As I ran towards Aleem and Joe and nearly committed GBH on each of them in turn, you could tell the Challengers were hurt by defeat. I’ve been there on several occasions, and you’ll never see me rub victory in anyone’s faces unless they’ve acted like a bunch of numpties throughout the match. The Challengers had played the game in the right spirit and were unlucky to run into us on the day our batting rose magnificently to the occasion; our four wickets had been worth 47, 36, 68 and 82 in turn. I hadn’t prepared for winning until Matty and Aleem put their astonishing partnership together in record time and would have settled, at the time, for getting to within thirty runs or so; I hope we play Sutton Challengers again in future. We shook hands with Mahesh and his players and exchanged pleasantries, before I proceeded to crush as many of my players as possible with a Simpson-sized man-hug. Still, I expected the Black Knight to nod in our direction and say, “All right…we’ll call it a draw”…

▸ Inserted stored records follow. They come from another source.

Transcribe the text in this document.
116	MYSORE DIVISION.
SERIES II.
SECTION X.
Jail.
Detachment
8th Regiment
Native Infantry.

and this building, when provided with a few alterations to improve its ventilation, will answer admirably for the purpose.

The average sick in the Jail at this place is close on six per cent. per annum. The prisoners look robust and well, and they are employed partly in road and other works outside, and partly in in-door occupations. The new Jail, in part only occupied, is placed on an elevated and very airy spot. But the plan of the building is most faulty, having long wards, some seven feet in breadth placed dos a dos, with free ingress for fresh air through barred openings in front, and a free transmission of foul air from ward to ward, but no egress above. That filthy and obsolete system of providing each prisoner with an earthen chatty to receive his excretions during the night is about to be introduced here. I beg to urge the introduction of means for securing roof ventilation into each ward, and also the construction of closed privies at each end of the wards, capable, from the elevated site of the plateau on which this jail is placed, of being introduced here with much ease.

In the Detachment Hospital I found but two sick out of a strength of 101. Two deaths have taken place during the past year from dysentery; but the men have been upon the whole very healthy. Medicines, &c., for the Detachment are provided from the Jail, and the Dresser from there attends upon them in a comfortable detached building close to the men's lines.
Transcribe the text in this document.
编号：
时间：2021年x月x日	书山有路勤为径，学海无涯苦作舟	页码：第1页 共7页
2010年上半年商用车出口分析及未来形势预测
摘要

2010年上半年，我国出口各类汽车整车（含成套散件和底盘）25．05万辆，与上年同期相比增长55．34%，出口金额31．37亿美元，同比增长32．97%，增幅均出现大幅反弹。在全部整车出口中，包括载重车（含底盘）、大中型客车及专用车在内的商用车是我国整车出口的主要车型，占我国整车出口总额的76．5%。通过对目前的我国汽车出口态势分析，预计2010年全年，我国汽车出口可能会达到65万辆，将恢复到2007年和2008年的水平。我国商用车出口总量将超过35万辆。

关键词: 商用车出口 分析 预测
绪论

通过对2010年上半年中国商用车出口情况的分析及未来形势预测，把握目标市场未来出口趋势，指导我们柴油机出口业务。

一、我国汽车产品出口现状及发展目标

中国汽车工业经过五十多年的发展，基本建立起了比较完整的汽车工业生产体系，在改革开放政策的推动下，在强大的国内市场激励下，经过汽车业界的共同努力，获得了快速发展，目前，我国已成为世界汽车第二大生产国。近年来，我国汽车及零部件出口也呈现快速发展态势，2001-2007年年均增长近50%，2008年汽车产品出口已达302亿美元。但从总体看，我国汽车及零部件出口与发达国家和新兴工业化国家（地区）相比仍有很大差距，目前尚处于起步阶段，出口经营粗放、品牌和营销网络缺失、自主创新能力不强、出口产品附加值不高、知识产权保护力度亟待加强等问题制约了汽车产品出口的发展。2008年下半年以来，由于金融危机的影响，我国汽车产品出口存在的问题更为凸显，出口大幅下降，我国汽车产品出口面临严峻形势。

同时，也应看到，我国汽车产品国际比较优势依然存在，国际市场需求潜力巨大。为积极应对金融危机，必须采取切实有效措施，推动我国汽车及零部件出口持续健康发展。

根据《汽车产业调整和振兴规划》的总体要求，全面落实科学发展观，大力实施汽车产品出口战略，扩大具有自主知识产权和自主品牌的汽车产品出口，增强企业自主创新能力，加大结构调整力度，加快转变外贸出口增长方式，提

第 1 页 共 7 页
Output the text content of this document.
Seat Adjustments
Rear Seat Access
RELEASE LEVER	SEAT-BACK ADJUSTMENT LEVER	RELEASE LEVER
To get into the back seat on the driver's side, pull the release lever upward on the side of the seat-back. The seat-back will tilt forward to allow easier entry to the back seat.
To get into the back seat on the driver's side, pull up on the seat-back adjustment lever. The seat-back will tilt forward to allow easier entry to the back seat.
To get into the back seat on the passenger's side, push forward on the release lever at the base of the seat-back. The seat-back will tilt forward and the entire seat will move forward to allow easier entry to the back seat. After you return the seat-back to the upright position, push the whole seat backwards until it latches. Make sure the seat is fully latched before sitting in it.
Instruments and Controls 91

To be honest, it still hasn’t sunk in. In eight years of being a Merton player, I’ve never seen a run-chase like that, never been part of a comeback win like that and I guess I won’t again. And with that, the Boars clocked up our second win in three games and second of the season. For Ian, it’s like buses; you wait twenty-nine games for a win, and then two come along at once. I’d started the day making sandwiches and nearly having my collar felt by the law; I ended it as the only triumphant captain of the weekend. Still, it wasn’t all good news at the end; some sod nicked my batting pads. Jeez, man; where’s the Police when you really need them?